I’m indebted to an old colleague for giving me this way of looking at performance tuning. I’m sure he’d recognise the pub too!
How Much Tuning Do We Need?
The better question is how fast does your system go when configured sensibly, and how fast is it supposed to go.
If you have not got a simple model for the required performance of your system, and a way of comparing the performance of the system against that realistic model, then you cannot do anything other than theoretical tuning and you’ll never be happy to say you’re finished, or your users will never be happy.
There’s a theoretical state we’re aiming for. It’s something like this:
If we can prove that the system, as it is now, can process a whole day’s worth of data in under an hour, we can probably stop tuning it and just go down the pub.

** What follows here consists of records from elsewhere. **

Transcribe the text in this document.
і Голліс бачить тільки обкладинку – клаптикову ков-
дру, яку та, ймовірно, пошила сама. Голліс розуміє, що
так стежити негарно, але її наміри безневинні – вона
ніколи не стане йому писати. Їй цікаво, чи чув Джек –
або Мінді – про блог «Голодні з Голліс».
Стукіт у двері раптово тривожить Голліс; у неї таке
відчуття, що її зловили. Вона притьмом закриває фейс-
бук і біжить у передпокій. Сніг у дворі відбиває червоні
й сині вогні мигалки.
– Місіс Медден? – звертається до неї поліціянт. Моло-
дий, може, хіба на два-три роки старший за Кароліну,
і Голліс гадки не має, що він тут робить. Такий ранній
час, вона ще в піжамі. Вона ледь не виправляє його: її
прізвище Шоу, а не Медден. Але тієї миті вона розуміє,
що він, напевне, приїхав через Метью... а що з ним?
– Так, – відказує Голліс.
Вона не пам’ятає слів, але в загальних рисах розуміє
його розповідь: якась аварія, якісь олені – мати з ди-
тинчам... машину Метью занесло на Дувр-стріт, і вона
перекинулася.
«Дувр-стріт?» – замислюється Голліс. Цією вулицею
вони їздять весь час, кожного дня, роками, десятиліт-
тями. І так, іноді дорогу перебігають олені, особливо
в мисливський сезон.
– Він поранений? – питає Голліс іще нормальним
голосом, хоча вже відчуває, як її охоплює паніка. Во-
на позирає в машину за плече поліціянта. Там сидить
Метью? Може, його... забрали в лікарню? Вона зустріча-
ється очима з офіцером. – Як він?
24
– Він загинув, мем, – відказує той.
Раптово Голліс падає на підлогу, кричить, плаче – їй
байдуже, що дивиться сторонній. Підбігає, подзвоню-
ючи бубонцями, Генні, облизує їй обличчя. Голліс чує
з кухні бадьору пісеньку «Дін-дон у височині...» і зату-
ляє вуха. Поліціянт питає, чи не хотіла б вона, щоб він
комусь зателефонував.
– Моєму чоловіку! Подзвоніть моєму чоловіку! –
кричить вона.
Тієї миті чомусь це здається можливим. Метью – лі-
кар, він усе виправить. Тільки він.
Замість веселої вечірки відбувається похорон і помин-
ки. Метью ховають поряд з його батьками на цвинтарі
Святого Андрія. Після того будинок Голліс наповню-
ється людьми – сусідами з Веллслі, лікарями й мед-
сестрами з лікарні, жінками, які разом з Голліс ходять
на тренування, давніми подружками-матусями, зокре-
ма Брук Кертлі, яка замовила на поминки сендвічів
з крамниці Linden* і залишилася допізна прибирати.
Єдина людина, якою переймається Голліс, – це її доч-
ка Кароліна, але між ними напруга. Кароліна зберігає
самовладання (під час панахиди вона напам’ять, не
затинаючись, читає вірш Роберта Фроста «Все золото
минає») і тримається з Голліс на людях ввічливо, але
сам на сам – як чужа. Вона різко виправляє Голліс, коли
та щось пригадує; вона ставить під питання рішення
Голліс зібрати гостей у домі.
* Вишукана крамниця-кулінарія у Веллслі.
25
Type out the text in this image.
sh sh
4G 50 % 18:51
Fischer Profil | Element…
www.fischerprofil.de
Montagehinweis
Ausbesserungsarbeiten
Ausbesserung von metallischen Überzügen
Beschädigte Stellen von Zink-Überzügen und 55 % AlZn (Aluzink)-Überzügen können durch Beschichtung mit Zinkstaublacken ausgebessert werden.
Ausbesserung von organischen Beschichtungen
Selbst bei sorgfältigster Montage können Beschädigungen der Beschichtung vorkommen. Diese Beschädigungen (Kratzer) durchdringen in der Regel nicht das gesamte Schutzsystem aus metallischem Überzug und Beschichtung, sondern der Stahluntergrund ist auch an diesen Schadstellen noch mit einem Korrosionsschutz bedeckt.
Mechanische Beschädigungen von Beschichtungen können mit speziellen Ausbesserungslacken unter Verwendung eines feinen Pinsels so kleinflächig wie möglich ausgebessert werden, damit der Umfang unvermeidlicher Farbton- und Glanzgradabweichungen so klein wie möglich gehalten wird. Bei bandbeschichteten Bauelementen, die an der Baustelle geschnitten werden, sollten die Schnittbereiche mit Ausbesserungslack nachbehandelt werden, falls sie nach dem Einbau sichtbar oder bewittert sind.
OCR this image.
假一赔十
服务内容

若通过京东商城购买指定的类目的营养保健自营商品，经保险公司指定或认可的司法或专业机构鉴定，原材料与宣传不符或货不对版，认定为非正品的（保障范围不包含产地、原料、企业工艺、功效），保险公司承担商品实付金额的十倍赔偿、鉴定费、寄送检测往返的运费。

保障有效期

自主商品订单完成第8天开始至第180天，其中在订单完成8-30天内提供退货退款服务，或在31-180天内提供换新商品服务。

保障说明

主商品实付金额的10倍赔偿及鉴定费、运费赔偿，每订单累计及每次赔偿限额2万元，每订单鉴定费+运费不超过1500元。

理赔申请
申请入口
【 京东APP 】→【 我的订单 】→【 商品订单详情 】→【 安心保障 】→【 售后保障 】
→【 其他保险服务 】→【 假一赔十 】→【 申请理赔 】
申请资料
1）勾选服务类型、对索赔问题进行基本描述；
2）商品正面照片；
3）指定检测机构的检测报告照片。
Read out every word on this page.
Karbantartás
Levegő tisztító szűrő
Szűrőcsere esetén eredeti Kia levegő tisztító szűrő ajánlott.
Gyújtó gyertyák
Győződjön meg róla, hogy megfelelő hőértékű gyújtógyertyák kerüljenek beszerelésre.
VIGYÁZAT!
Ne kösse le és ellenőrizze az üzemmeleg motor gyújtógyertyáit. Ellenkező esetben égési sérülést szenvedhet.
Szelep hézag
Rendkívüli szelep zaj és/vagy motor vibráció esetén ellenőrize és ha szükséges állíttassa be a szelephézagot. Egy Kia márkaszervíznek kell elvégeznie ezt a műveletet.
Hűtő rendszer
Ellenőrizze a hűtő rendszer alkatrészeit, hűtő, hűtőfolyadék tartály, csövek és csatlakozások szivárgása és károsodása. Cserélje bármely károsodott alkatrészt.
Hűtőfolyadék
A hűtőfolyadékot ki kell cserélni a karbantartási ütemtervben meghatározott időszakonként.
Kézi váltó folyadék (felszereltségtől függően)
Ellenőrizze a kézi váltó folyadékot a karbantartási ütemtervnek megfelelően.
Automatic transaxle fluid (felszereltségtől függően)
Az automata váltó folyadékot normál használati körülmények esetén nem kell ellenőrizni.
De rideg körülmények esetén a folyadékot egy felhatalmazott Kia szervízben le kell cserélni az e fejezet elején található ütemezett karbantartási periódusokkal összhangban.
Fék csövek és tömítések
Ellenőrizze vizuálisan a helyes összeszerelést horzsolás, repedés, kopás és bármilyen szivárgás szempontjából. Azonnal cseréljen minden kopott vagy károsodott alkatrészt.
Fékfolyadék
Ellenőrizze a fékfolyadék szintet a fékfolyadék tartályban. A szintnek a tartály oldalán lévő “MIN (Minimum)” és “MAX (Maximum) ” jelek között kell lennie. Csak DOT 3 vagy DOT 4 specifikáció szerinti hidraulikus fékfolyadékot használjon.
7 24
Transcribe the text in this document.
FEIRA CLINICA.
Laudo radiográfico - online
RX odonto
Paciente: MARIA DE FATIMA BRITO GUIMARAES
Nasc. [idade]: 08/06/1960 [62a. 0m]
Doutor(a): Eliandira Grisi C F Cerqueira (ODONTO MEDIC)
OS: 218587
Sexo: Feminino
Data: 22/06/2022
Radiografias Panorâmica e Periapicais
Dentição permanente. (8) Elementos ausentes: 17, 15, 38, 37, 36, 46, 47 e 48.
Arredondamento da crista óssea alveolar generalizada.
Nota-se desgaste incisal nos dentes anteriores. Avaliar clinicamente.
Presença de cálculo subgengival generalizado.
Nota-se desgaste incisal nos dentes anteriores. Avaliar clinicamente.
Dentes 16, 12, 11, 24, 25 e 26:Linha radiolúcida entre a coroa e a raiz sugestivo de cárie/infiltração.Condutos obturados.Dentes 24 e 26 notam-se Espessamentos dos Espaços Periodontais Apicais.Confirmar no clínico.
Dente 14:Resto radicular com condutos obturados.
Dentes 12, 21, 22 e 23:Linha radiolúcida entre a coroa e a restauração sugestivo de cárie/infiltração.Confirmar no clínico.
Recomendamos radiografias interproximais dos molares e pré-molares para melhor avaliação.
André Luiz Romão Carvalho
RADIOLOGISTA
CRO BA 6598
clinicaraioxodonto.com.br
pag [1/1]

What Do You Need To Go Down The Pub?
To get to this state, we need a system that works efficiently on the sort of hardware we’re prepared to deploy. The first thing we’re trying to work out is whether the thing we’ve made so far ALREADY is that! If it is, then after each increment of tuning, we go back to this premise.
We also will need:
- Expected daily load (now and in the likely future)
- Expected peak load (if there’s a chance, for instance, that the system does most of its work within a short period of time)
- Expected reasonable budget for running replicas of nodes within the system
- Organization’s desired trade off between engineering time and machine time
If you have a system that can’t horizontally scale, then some of the above might not apply.
Similarly, if the system does all of its business in a 20 minute window (as can be the case for systems which process enquiries after a TV ad) then you need to modify the expectation appropriately – in this case, if the total load needs to execute in 20 minutes, if we can execute it in around about 2, then we can go to the pub!
What Does This Prove?
This methodology does not tell you how to tune your system. It doesn’t make it faster or slower. It does not tell you what your NFRs are. However, this is a way to try to coerce all the data you’re considering into a shape that’s simple and complete. You must:
- Understand your goal
- Trade off machine time vs tuning time
- Stop when it’s good enough, rather than agonise over “perfection”
- Be able to explain why you think it’s performant enough that you can “go to the pub”
An extra tip: explain the performance in user language, not system language. Then you will get the buy in of your stakeholders and perhaps they’ll be down the pub with you, celebrating.